There’s currently a lot of brouhaha following an op-ed piece in the New York Times about Shonda Rhimes’ tough, black female characters including Viola Davis’ Annalise Keating on ABC’s new drama, How to Get Away With Murder. The negativity surrounding the article comes down two sentences (in a nearly 1,500 word piece): the opening line, “When Shonda Rhimes writes her autobiography, it should be called “How to Get Away With Being an Angry Black Woman” and the real fire-starter,  ‘Ignoring the narrow beauty standards some African-American women are held to, Ms. Rhimes chose a performer who is older, darker-skinned and less classically beautiful than Ms. Washington, or for that matter Halle Berry…” Some have referred to the comments as ‘racist’ and ‘offensive’. I have a feeling they did that without reading the article, but focusing on incendiary tidbits fed to them through the social media machine. I found the whole piece to be flattering (to Rhimes) and truthful (re: Davis). The author, Alessandra Stanley, smartly writes how Rhimes flips the ‘angry black woman’ stereotype on its head, giving us black female characters that seethe out volcanic monologues, but somehow never come across as cliched or playing into tired archetypes; she writes and creates tough and sometimes unlikeable black women without dealing with the societal burden of promoting nice black role models because ‘there’s only so many black characters on TV’. If folks had bothered to read what was written, they would have found the writer stating it more eloquently, “Ms. Rhimes has embraced the trite but persistent caricature of the Angry Black Woman, recast it in her own image and made it enviable. She has almost single-handedly trampled a taboo even Michelle Obama couldn’t break.” As for Ms. Stanley’s point about Viola Davis being “less classically beautiful” than Kerry Washington, she has a point. Let’s not pretend that Hollywood, advertising and magazines don’t have a preference for certain types of beauty that skews lighter and thinner; it is these outlets that have framed our understanding of classic beauty, as well as Ms. Stanley’s. A couple of years ago, when asked why The Help was her first starring role, Davis replied, “There just aren’t a lot of roles for—I mean, I’m a 46-year-old Black actress who doesn’t look like Halle Berry—and Halle Berry is having a hard time.” If Ms. Davis doesn’t have a hard time speaking and facing the truth, why do we?

Why Huma Got It Right

There are some people who look at Huma Abedin and think she’s crazy; others think she’s crazy like a fox. I don’t fall into either camp. Based on what I can tell from her resume, she appears to be an intelligent woman: graduate of George Washington University and long-time aide to Hillary Rodham Clinton. Since the second scandal with her husband, mayoral candidate, Anthony Weiner, people have been asking ‘why’ non-stop. Why would a common sense woman forgive her husband after committing such an egregious act? Publicly embarrassing her, not once, but twice? And worse still, making her look like a liar (to some, co-conspirator), cheerfully posing in People magazine as a ‘normal family,’ while he continued sexting. Some have posited that Abedin has political aspirations for herself and for her family that trump the stain of any scandal. That doesn’t make much sense to me. She’s been in the political world long enough to know how hard it can be to come back from minor missteps, let alone major ones and to do so twice is practically unheard of. No, I think this is a woman who is married to a man who has a problem, possibly an addiction, and has decided to stick it out. This is admirable to me, but mine is the minority voice in the court of public opinion.
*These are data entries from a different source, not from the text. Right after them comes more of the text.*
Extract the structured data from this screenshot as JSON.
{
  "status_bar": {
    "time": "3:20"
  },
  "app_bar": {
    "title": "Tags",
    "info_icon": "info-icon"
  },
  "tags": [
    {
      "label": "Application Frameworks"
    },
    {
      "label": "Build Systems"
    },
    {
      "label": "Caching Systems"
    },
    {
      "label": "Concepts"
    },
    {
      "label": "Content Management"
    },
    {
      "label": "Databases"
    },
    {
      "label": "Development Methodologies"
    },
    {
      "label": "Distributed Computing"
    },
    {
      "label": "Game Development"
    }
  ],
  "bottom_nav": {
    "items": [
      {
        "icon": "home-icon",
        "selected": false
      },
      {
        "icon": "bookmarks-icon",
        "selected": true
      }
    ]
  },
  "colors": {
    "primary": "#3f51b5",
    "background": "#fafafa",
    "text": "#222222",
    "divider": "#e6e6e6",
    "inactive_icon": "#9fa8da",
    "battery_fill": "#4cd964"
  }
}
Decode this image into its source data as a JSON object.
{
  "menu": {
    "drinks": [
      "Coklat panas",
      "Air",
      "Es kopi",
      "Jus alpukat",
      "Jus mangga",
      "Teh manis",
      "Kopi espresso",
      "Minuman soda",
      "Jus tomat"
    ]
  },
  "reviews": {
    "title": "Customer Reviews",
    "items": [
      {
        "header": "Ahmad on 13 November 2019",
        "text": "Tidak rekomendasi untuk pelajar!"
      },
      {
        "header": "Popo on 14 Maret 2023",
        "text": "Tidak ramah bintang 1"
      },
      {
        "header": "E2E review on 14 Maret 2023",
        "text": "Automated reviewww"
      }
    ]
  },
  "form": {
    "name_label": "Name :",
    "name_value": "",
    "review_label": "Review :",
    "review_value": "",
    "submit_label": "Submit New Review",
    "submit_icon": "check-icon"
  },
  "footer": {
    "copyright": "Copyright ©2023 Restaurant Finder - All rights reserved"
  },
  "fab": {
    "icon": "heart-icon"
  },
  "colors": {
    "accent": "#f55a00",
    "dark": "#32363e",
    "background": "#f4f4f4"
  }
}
Apparently, you’re only supposed to forgive your spouse interminably for minor offensives: the sporadic snide remarks or forgotten special occasions. But the big stuff? The painful stuff, the actions which test the concept of unconditional love, that’s the stuff you kick them to the curb for. Marriage is incredibly difficult, not just because of the merging of two separate lives, but because of the commitment to love this person, ‘for better or worse.’ What does ‘worse’ mean? And once you define it, can you love someone through that? And whatever your ‘worse’ is, would you want someone to love you through it?